La calidad de vida como ciudadanos, que es una legítima aspiración humana, se puede lograr en la medida en que educamos más allá de una enseñanza técnica específica. Formamos personas para vivir en el mundo, sin parcelas delimitadas y restringidas, sino para todos los ámbitos de la existencia humana. En esta tarea, todo docente podría tener como ideal ir más allá de la formación, para aspirar a la educación más integral del ser humano. En tal sentido, no solo debería instruir para un desempeño sobresaliente en las tareas concretas y específicas, sino educar, en la medida de lo posible, para la integralidad de hechos, valores y sentimientos que se manifiestan o pueden manifestarse en los diferentes momentos laborales.

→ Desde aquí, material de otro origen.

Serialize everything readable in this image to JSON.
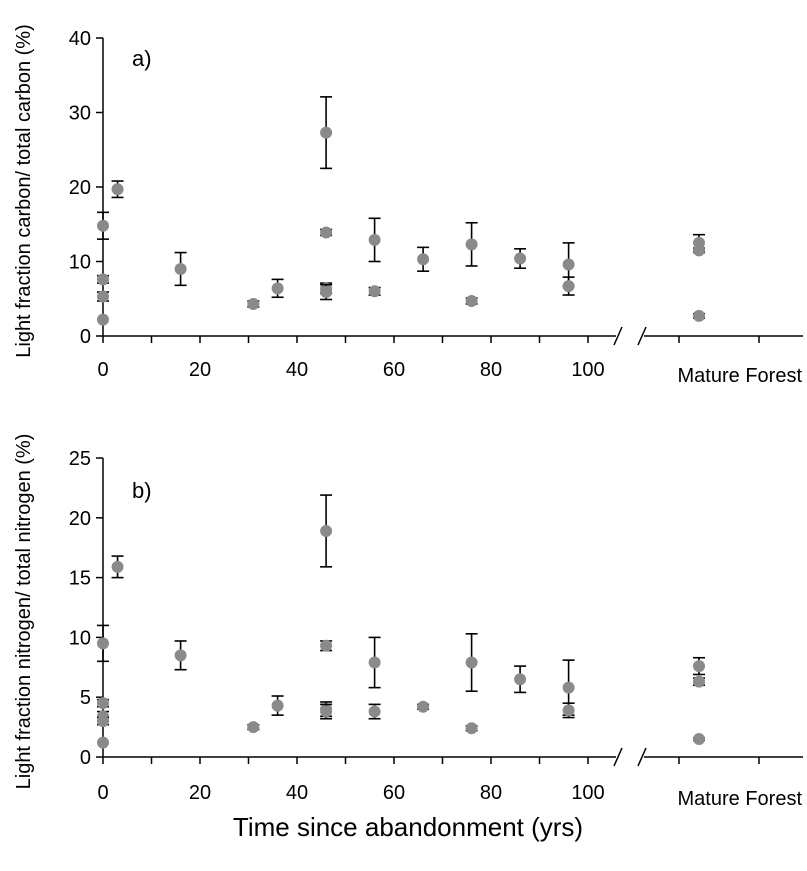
{
  "figure": {
    "xlabel": "Time since abandonment (yrs)",
    "mature_label": "Mature Forest"
  },
  "chart_data": [
    {
      "type": "scatter",
      "panel_label": "a)",
      "ylabel": "Light fraction carbon/ total carbon (%)",
      "xlim": [
        0,
        105
      ],
      "ylim": [
        0,
        40
      ],
      "x_ticks": [
        0,
        20,
        40,
        60,
        80,
        100
      ],
      "y_ticks": [
        0,
        10,
        20,
        30,
        40
      ],
      "grid": false,
      "marker_color": "#8a8a8a",
      "points": [
        {
          "x": 0,
          "y": 14.8,
          "err": 1.8
        },
        {
          "x": 0,
          "y": 7.6,
          "err": 0.5
        },
        {
          "x": 0,
          "y": 5.3,
          "err": 0.6
        },
        {
          "x": 0,
          "y": 2.2,
          "err": 0
        },
        {
          "x": 3,
          "y": 19.7,
          "err": 1.1
        },
        {
          "x": 16,
          "y": 9.0,
          "err": 2.2
        },
        {
          "x": 31,
          "y": 4.3,
          "err": 0.4
        },
        {
          "x": 36,
          "y": 6.4,
          "err": 1.2
        },
        {
          "x": 46,
          "y": 27.3,
          "err": 4.8
        },
        {
          "x": 46,
          "y": 13.9,
          "err": 0.4
        },
        {
          "x": 46,
          "y": 6.4,
          "err": 0.7
        },
        {
          "x": 46,
          "y": 5.9,
          "err": 1.0
        },
        {
          "x": 56,
          "y": 12.9,
          "err": 2.9
        },
        {
          "x": 56,
          "y": 6.0,
          "err": 0.5
        },
        {
          "x": 66,
          "y": 10.3,
          "err": 1.6
        },
        {
          "x": 76,
          "y": 12.3,
          "err": 2.9
        },
        {
          "x": 76,
          "y": 4.7,
          "err": 0.4
        },
        {
          "x": 86,
          "y": 10.4,
          "err": 1.3
        },
        {
          "x": 96,
          "y": 9.6,
          "err": 2.9
        },
        {
          "x": 96,
          "y": 6.7,
          "err": 1.2
        }
      ],
      "mature_points": [
        {
          "y": 12.5,
          "err": 1.1
        },
        {
          "y": 11.5,
          "err": 0.3
        },
        {
          "y": 2.7,
          "err": 0.3
        }
      ]
    },
    {
      "type": "scatter",
      "panel_label": "b)",
      "ylabel": "Light fraction nitrogen/ total nitrogen (%)",
      "xlim": [
        0,
        105
      ],
      "ylim": [
        0,
        25
      ],
      "x_ticks": [
        0,
        20,
        40,
        60,
        80,
        100
      ],
      "y_ticks": [
        0,
        5,
        10,
        15,
        20,
        25
      ],
      "grid": false,
      "marker_color": "#8a8a8a",
      "points": [
        {
          "x": 0,
          "y": 9.5,
          "err": 1.5
        },
        {
          "x": 0,
          "y": 4.5,
          "err": 0.3
        },
        {
          "x": 0,
          "y": 3.4,
          "err": 0.4
        },
        {
          "x": 0,
          "y": 3.0,
          "err": 0.3
        },
        {
          "x": 0,
          "y": 1.2,
          "err": 0
        },
        {
          "x": 3,
          "y": 15.9,
          "err": 0.9
        },
        {
          "x": 16,
          "y": 8.5,
          "err": 1.2
        },
        {
          "x": 31,
          "y": 2.5,
          "err": 0.2
        },
        {
          "x": 36,
          "y": 4.3,
          "err": 0.8
        },
        {
          "x": 46,
          "y": 18.9,
          "err": 3.0
        },
        {
          "x": 46,
          "y": 9.3,
          "err": 0.4
        },
        {
          "x": 46,
          "y": 4.0,
          "err": 0.6
        },
        {
          "x": 46,
          "y": 3.8,
          "err": 0.6
        },
        {
          "x": 56,
          "y": 7.9,
          "err": 2.1
        },
        {
          "x": 56,
          "y": 3.8,
          "err": 0.6
        },
        {
          "x": 66,
          "y": 4.2,
          "err": 0.2
        },
        {
          "x": 76,
          "y": 7.9,
          "err": 2.4
        },
        {
          "x": 76,
          "y": 2.4,
          "err": 0.2
        },
        {
          "x": 86,
          "y": 6.5,
          "err": 1.1
        },
        {
          "x": 96,
          "y": 5.8,
          "err": 2.3
        },
        {
          "x": 96,
          "y": 3.9,
          "err": 0.6
        }
      ],
      "mature_points": [
        {
          "y": 7.6,
          "err": 0.7
        },
        {
          "y": 6.3,
          "err": 0.3
        },
        {
          "y": 1.5,
          "err": 0.1
        }
      ]
    }
  ]
}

Hoy, en que estamos bajo la presión de ser productivos y de que nuestra valoración o reconocimiento se reduzca a nuestro aporte material a los índices macro y microeconómicos o financieros, es indispensable no convertir esta necesidad de aportar materialmente en un único fin, ni siquiera en un fin en sí mismo. Debemos destacar la importancia del esfuerzo, del trabajo honesto, de la generosidad, de la alegría para enfrentar las dificultades, de la actitud positiva y proactiva, y, por supuesto, de la contribución al bien común en general.
La encíclica Gaudium et Spes, promulgada por el Papa Pablo VI en 1965, nos brinda luces profundas sobre la espiritualidad del trabajo: “La actividad humana, así como procede del hombre, así también se ordena al hombre. Pues éste, con su acción, no solo transforma las cosas y la sociedad, sino que se perfecciona a sí mismo. Aprende mucho, cultiva sus facultades, se supera y trasciende. Tal superación, rectamente entendida, es más importante que las riquezas exteriores que pueden acumularse… Por tanto, ésta es la norma de la actividad humana que, de acuerdo con los designios y voluntad divinos, sea conforme al auténtico bien del género humano y permita al hombre, como individuo y miembro de la sociedad, cultivar y realizar íntegramente su plena vocación” (GS 35).
El trabajo no solo vale por su productividad material, sino también porque a través de él logramos desarrollarnos, superarnos, participar en el mundo, tener dignidad y, finalmente, todo esto se sintetiza en la posibilidad cierta de ser personas integrales, plenamente abiertas a la trascendencia, a Cristo. Este es un desafío educativo fundamental para Duoc UC.
Soraya Antillanca
Hola, leyendo desde Villarrica. Agradezco este espacio de reflexión y la calidad de la escritura. Es bueno recordar cuál es el verdadero foco de lo que con pasión y alegría hacemos como profesionales.